When the product works better, liability gets harder to separate

FSD is built to reduce driver involvement. It decides when to brake, accelerate, and change lanes. That is the point of the product.

When accidents happen, Tesla’s position has been consistent: the driver should have been monitoring at all times.

Placed side by side, the tension is obvious.
The product is designed to let the user relax.
The liability framework requires the user to remain fully engaged.

The Florida court looked at both and did not accept that they can coexist without consequence.

This is not a claim about bad intent.
It is a structural mismatch between how the product creates value and how responsibility is assigned when something goes wrong.

Why small errors matter more than big ones

Systems that fail constantly are easy to abandon.
The harder problem is a system that works well most of the time and fails in ways that are difficult to anticipate.

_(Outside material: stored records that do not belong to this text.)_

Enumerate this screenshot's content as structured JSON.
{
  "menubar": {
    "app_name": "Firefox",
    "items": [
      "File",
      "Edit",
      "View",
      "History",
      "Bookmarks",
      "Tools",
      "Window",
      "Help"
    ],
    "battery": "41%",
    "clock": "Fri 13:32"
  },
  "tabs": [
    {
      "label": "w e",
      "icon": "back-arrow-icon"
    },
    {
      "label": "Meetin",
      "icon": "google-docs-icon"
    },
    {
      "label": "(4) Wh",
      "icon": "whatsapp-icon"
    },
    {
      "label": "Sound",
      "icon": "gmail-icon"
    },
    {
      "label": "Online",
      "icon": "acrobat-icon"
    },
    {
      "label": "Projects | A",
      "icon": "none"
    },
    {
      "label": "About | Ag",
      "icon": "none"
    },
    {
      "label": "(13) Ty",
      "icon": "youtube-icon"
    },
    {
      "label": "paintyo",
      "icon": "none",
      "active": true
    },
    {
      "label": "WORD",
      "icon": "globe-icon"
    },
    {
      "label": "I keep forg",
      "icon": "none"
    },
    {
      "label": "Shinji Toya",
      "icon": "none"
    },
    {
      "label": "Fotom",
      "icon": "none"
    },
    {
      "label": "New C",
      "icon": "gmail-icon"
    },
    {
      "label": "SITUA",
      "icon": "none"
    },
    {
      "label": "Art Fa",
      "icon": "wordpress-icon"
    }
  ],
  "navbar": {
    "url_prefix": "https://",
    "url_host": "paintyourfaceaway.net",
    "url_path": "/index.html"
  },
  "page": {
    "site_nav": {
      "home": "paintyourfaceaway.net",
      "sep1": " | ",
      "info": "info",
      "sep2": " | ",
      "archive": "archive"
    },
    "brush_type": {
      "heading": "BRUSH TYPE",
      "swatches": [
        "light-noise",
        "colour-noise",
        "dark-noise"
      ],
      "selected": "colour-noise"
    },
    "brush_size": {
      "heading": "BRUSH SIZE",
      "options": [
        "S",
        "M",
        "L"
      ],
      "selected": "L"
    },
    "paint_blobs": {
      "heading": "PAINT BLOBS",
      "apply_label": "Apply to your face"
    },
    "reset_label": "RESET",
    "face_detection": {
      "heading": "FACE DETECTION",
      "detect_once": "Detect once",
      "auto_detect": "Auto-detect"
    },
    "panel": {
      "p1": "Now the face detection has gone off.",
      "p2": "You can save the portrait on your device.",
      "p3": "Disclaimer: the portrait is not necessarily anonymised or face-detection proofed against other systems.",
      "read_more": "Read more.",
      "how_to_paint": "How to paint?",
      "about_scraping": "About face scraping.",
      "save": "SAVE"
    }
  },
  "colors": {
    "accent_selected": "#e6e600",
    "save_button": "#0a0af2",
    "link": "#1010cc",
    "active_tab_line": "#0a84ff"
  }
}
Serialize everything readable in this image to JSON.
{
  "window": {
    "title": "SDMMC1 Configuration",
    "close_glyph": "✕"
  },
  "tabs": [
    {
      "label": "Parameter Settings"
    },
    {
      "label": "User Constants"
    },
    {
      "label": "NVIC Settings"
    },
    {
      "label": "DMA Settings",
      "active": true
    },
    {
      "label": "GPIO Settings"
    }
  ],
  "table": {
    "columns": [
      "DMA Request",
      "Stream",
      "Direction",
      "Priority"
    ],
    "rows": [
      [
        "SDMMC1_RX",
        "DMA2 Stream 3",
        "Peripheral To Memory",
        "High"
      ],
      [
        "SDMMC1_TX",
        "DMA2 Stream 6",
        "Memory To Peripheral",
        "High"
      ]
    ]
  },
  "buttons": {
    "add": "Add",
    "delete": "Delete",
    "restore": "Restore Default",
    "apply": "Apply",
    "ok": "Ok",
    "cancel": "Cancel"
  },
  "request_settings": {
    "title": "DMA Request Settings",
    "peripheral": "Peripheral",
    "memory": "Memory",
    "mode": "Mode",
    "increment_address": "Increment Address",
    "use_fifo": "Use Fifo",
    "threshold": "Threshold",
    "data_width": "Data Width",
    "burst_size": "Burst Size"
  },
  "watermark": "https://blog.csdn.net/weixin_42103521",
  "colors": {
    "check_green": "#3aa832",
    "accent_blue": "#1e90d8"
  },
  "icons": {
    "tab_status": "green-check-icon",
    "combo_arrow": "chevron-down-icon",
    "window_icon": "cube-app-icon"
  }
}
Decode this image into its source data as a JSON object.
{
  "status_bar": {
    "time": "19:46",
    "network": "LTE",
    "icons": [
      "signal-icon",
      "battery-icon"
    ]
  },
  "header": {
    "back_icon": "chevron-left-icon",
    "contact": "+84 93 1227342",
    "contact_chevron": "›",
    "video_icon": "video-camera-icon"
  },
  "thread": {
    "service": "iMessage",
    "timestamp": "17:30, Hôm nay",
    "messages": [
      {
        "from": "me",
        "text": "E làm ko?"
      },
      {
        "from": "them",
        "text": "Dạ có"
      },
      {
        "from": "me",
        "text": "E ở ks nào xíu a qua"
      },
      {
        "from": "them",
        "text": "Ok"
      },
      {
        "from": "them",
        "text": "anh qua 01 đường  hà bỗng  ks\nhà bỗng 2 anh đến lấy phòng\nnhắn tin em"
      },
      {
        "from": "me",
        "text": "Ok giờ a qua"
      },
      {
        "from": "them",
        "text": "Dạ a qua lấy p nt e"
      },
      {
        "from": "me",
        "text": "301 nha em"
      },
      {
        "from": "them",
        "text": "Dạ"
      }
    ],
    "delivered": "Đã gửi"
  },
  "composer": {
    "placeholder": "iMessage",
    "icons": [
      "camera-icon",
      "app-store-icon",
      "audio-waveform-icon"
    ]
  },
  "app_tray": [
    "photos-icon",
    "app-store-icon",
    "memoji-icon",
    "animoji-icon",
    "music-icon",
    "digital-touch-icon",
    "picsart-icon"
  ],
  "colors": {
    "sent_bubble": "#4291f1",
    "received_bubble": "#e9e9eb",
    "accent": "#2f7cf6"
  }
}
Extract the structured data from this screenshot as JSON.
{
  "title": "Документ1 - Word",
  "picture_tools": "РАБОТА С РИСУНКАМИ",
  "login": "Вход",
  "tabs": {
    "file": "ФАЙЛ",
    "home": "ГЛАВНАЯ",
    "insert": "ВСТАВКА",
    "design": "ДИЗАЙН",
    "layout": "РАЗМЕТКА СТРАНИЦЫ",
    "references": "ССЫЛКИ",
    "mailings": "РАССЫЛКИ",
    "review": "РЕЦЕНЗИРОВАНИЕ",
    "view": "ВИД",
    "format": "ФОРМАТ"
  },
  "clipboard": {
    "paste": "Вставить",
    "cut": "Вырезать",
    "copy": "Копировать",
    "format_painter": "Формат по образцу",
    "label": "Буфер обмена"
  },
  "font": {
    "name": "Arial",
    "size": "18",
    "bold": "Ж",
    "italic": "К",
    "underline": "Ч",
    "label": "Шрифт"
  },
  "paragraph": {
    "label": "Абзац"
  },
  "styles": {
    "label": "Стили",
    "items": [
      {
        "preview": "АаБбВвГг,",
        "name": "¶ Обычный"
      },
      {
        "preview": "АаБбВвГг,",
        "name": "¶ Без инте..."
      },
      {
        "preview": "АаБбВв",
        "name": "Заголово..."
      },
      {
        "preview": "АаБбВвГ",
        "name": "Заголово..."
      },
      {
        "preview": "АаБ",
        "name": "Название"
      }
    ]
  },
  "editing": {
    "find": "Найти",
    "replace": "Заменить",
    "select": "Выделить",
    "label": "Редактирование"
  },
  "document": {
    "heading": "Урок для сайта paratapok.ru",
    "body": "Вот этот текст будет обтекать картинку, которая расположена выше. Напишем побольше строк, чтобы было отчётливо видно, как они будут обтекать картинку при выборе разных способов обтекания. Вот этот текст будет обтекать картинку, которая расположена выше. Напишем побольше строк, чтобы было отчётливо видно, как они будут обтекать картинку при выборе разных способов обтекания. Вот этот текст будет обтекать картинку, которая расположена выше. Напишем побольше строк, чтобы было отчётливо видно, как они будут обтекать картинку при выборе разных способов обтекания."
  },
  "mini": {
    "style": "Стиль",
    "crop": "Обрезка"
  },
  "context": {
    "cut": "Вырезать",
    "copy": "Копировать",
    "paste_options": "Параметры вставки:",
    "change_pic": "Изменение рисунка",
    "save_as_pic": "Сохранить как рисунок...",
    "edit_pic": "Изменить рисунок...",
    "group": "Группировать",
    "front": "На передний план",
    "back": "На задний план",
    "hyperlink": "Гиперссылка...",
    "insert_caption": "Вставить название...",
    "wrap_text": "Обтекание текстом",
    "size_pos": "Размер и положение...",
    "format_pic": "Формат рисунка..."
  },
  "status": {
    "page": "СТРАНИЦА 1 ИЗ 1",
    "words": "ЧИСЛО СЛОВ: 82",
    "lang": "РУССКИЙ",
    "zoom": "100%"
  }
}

NHTSA’s 2025 investigation into FSD includes reports of red-light violations, inconsistent behavior at railroad crossings, and unexpected braking in routine conditions.

None of these are catastrophic on their own. What they reveal is something more basic: the user cannot reliably anticipate when the system’s judgment will diverge from their own.

Users are told to be ready to intervene at all times.
They are given no reliable signal for when that moment arrives.

At that point, supervision becomes a formal requirement rather than a practical one.

Optimus faces the same structure, amplified

Road environments are constrained. They have markings, signals, and shared conventions. Even so, it has taken more than a decade for autonomous driving to begin producing meaningful liability precedent.

Optimus is intended for environments without those constraints.
Homes. Kitchens. Shared spaces. Children nearby.

If a robot knocks over boiling water and someone is injured, responsibility must be assigned.
If it discards an object it classifies as waste and that object is medication, responsibility must be assigned.

The value proposition of a humanoid robot is autonomy.
Constant supervision defeats the point.

This is the same tension seen in FSD, carried into environments that are less predictable and less forgiving.

Regulation does not resolve the tension, it formalizes it

The EU AI Act introduces disclosure and oversight requirements for high-risk systems. Proposed liability frameworks shift evidentiary burdens toward producers when harm occurs.

These measures clarify who pays when something goes wrong.
They do not eliminate the underlying tradeoff.

As autonomy increases, it becomes harder to argue that the user is at fault.
As autonomy decreases, the product’s value erodes.

Regulation does not remove this tension. It records it.

What Optimus is actually waiting for

The limiting factor is not whether the technology can reach a certain threshold.

The unresolved question is who carries the consequences when autonomous judgment fails.

Tesla. Insurers. Users.
FSD has shown that none volunteer. Courts decide after the fact.

Optimus is waiting for a consensus that does not yet exist:
when a machine makes its own judgment, acts on it, and causes harm, whose problem is that?

The technology will keep advancing.
Whether the product can land in the real world is a separate question.